From: vanekl on
Andrew Poelstra wrote:
> On 2010-03-17, vanekl <vanek(a)acd.net> wrote:
>> Andrew Poelstra wrote:
>>>
>>> To suggest otherwise - specifically, to suggest that an O(n)
>>> algorithm is preferable to an O(1) one because it is "simpler to
>>> use", is foolhardy and dangerous.
>>
>> Unsupported.
>>
>
> Proper abstractions mean that good algorithms and bad algorithms
> will look the same from a programmer's (or user's) perspective.
> You can have brilliantly fast code with a horrible interface and
> horrible O(n^4) or whatever code with a clean interface.
>
> In other words, the two are unrelated.

And I never suggested otherwise. I said a simple underlying architecture can
be leveraged to solve problems that current databases are having difficulty
with. And as an example, I said that Lisp is based on the single-linked list
(including the language itself!), and due to this one primary constraint the
language can be highly leveraged. The simple db architecture I am advocating
is full-table-scan via map/reduce/merge. The advantages are 1) minimal
schema, 2) easier replication, 3) easier db updates, 4) easier scalability.
Of course there are trade-offs, one of them being data consistency being
more of a challenge. If you've spelunked through a large number of
databases, however, you'll see there's a lot of sewage being stored. This
feature -- while academically useful -- is routinely ignored in the real
world.


> Choosing a higher-order algorithm, however, restricts the amount
> (and type of) data you can feed into a program.

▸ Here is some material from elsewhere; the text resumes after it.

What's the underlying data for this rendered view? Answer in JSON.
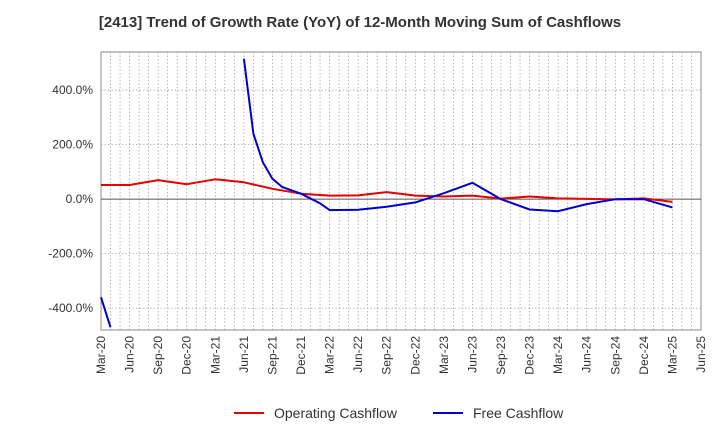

Again, you make broad, unsupported assertions that I, frankly, find
unbelievable.


> It makes things
> slower, and slowness restricts portability (to embedded devices,
> netbooks, phones, virtual machines, "green" computers, etc, etc)

I'm not sure why you are going off on this tangent.


> and can also cause other bugs - exposing race conditions, timeouts,
> and watchdog resets.

On the contrary, simple, robust algorithms (such as map/reduce/merge) tend
to reduce the number of bugs. The exact opposite conclusion of what you
advocate.


> Not to mention the user frustration and corresponding financial
> loss. Plus /his/ electrical and cooling costs.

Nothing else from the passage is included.